За столом воцарилось недолгое неловкое молчание, лишь слышалось, как скребли о чашку ложки, добывая из мисы пустоварные щи с тертою редькою. Этого-то постного крошева канун Рождества всякий из православных был рад похлебать, а больше того Любим, соскучившийся по родной естве; он был так занят трапезою, словно ничего на свете не было слаже этого житнего варева, от которого, по правде, кишки склеиваются, а ноги мерзнут.
...Увидел Любим Олисаву на пороге; и сразу спрыгнуло сердце со своей лежанки и затрепетало как осиновый листок; и, кажется, не сдержать его в груди; выскочит оно, болезное, и разлетится вдребезги, как стеклянная четверть. Ночь не спал, почасту выбредал во двор, будто бы по делу, проверить возы, да поклажу, да как караулит дозорщик, Аввакумов дворовый, да не наладились ли тайком мезенские кисерезы посчитать обозные пожитки; от кружечного-то двора репищами, почитай, сажен с двести; и если кто канун просиделся вчистую, а брюхо нажег вкрутую, то для опохмелки такой ярыжка готов не только честь свою заложить за гривенник, но и собственную голову – пойти в кабалу. А в эту поносуху, когда мир небесный смешался с землею в одну снежную жгучую гущу, любо-дорого для всякого воришки отправиться на промысел для дувана. Кажется, решись случай, десятерых бы находальников на рогатину поднял, не убоялся. Но к Олисаве во двор толкнуться – тут кишка тонка: сробел и вовсе пал духом. Иль вину свою чуял?

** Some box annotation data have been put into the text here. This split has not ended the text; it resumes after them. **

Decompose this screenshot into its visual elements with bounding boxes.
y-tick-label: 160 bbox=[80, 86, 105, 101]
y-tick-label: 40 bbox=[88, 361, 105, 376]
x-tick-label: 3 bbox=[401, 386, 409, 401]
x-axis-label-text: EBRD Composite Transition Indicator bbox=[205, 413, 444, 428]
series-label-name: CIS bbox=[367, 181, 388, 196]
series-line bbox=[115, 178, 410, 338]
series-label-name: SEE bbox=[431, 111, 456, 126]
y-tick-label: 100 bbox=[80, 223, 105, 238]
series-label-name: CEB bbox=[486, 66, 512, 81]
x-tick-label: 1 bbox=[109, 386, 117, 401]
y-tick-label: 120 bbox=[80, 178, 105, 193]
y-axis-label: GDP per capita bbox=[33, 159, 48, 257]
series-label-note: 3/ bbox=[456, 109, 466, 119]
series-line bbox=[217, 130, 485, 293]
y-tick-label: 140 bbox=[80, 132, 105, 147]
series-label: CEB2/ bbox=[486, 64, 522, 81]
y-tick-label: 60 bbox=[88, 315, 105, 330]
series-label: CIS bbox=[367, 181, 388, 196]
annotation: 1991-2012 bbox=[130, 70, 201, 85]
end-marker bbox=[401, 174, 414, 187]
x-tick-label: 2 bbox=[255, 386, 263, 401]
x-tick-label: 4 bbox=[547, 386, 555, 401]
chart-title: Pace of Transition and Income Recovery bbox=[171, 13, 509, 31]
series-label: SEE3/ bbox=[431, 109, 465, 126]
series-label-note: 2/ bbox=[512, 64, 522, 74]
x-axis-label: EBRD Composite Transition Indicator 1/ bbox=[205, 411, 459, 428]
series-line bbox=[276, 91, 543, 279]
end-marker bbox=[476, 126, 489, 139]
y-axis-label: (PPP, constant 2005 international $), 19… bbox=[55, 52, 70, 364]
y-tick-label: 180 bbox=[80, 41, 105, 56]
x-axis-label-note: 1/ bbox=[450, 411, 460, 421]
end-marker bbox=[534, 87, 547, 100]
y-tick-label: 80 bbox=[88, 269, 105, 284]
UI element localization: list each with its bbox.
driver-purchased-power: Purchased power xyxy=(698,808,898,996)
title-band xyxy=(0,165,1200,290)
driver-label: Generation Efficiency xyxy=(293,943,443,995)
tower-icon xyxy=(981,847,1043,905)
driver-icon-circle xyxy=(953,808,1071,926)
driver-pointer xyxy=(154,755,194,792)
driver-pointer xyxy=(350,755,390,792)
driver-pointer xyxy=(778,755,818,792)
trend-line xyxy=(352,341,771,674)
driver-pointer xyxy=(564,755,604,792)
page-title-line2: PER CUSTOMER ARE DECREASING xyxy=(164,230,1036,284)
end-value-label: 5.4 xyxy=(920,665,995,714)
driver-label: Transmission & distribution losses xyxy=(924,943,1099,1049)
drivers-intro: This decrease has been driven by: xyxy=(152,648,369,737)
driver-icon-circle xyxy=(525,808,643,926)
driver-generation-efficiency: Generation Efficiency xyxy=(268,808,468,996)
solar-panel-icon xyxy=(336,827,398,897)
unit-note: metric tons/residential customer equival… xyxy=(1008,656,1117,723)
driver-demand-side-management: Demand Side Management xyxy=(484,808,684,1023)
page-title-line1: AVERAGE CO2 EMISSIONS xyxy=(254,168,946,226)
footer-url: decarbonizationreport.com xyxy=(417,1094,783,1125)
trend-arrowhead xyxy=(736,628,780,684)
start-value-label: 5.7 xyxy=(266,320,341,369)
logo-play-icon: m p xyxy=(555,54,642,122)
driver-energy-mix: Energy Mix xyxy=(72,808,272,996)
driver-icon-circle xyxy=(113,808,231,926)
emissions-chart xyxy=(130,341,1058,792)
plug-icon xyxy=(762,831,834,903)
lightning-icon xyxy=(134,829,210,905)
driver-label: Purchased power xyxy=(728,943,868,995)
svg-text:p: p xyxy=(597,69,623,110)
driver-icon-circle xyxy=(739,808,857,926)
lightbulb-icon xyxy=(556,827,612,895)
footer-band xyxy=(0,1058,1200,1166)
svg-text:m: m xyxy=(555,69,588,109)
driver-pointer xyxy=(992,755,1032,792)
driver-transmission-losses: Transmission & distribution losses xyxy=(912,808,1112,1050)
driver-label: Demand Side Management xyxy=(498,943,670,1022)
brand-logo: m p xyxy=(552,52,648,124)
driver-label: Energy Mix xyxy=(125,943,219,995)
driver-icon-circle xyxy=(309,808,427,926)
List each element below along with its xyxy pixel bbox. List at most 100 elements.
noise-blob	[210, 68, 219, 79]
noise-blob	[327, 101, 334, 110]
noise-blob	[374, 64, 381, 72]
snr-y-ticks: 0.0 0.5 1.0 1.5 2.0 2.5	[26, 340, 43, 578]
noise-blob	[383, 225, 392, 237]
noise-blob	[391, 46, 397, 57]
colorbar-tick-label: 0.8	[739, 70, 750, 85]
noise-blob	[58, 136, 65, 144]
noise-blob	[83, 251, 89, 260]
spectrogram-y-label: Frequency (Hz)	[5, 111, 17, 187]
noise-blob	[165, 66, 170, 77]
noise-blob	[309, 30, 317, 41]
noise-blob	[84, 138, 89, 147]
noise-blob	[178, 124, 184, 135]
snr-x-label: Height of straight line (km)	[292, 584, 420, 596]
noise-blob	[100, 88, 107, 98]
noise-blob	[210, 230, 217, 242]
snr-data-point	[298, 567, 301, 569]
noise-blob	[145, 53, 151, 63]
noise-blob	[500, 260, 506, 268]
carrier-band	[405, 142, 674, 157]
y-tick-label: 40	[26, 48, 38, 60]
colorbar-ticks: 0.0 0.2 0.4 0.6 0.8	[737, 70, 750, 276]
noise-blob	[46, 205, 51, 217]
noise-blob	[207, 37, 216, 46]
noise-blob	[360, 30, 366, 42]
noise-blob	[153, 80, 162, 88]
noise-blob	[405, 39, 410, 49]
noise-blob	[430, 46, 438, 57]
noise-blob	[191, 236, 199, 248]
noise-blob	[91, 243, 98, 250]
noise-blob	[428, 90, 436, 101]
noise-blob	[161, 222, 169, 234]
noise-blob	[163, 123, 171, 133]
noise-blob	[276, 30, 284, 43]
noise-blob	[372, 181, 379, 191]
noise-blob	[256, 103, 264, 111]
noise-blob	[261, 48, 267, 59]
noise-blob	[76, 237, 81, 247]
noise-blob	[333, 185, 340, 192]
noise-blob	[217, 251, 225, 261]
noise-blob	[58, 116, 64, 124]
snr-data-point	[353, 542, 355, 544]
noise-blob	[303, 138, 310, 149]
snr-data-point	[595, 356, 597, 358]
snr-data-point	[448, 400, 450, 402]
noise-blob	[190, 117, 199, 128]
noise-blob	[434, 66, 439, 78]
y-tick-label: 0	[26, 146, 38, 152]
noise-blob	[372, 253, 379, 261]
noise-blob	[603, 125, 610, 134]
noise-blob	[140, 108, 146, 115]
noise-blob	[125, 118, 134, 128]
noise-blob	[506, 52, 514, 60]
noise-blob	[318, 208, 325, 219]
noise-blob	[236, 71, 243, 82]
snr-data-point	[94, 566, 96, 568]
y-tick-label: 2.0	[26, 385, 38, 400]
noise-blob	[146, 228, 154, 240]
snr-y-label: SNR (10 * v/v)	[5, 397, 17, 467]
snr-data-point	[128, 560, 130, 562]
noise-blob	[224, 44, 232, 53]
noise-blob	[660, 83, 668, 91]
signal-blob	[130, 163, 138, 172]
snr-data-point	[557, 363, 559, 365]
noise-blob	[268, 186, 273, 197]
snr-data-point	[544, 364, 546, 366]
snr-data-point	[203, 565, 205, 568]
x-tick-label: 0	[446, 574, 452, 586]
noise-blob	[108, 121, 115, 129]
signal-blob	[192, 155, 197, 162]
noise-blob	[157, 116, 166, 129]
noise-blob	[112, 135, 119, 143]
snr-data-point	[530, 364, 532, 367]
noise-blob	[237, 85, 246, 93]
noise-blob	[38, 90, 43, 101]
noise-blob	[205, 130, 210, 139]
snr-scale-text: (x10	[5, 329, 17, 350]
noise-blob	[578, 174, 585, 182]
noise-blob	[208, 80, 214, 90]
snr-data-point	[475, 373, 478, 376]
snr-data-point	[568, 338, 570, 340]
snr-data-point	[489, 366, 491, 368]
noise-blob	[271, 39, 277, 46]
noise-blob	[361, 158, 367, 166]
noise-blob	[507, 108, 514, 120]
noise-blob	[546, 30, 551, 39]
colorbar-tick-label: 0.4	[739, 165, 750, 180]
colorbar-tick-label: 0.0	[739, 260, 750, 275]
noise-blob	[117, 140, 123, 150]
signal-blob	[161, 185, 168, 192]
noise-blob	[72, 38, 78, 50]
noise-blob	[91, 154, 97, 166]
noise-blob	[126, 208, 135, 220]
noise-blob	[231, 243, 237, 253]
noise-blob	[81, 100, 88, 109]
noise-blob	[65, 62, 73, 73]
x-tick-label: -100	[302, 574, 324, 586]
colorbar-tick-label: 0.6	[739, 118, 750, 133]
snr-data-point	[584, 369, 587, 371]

А она сама примчалась, словно тайным зовом окликана. Появилась в двери, будто из солнца сотканная. Лишь подыми взор – и вся в очию, ослепительная, как Богородица. Но ведь поначалу, как переступила Олисава порог, окинул голубеюшку чужим взглядом и вдруг устыдился Любим пред посторонними людьми своей любови. Господи! – воскликнуло сердце, – да эту ли кокушицу горькую на груди приласкивал? по ней ли томился долгими московскими ночами, всякую приданницу-хваленку обходил за версту, чтобы случайным вниманием не подать надежды? ее ли мечтал привесть в новый дом и усадить в красный угол?
Монашена, сирота-бобылка, увядшая перестарка, живущая, как Бог постановил: какой-то дряхлый шушунишко на плечах, собаками изъеден, старуший косоклинный сарафан, исхвостанный по подолу частой обрядней в скотиньем двору, на ногах калишки-опорки, обрезанные от старых каганец, а с лица-то синь-молоко, и под глазами черно, глядит сквозь, как из провалищ, и лоб-то в саже. Такой ли невестой хвалятся? такую ли во снах видят?
– Никто не знает своего места, и всяк спешит на перетык, – нарушил молчание юрод. – Олисава, посестрия моя. Соскучился по тебе. Благослови грешника, притуши язвы! – Феодор придвинулся на лавке, пристукнул кулаком подле себя. – Пришла ты и солнце с собою принесла. Дозволь мне откушать печива? – Юрод откинул ширинку с блюда, отломил пирога с груздями. Но не столько съел, сколько просыпал на седую бороду. – Иди, иди, молитвенница! Иль позабыла побратима?..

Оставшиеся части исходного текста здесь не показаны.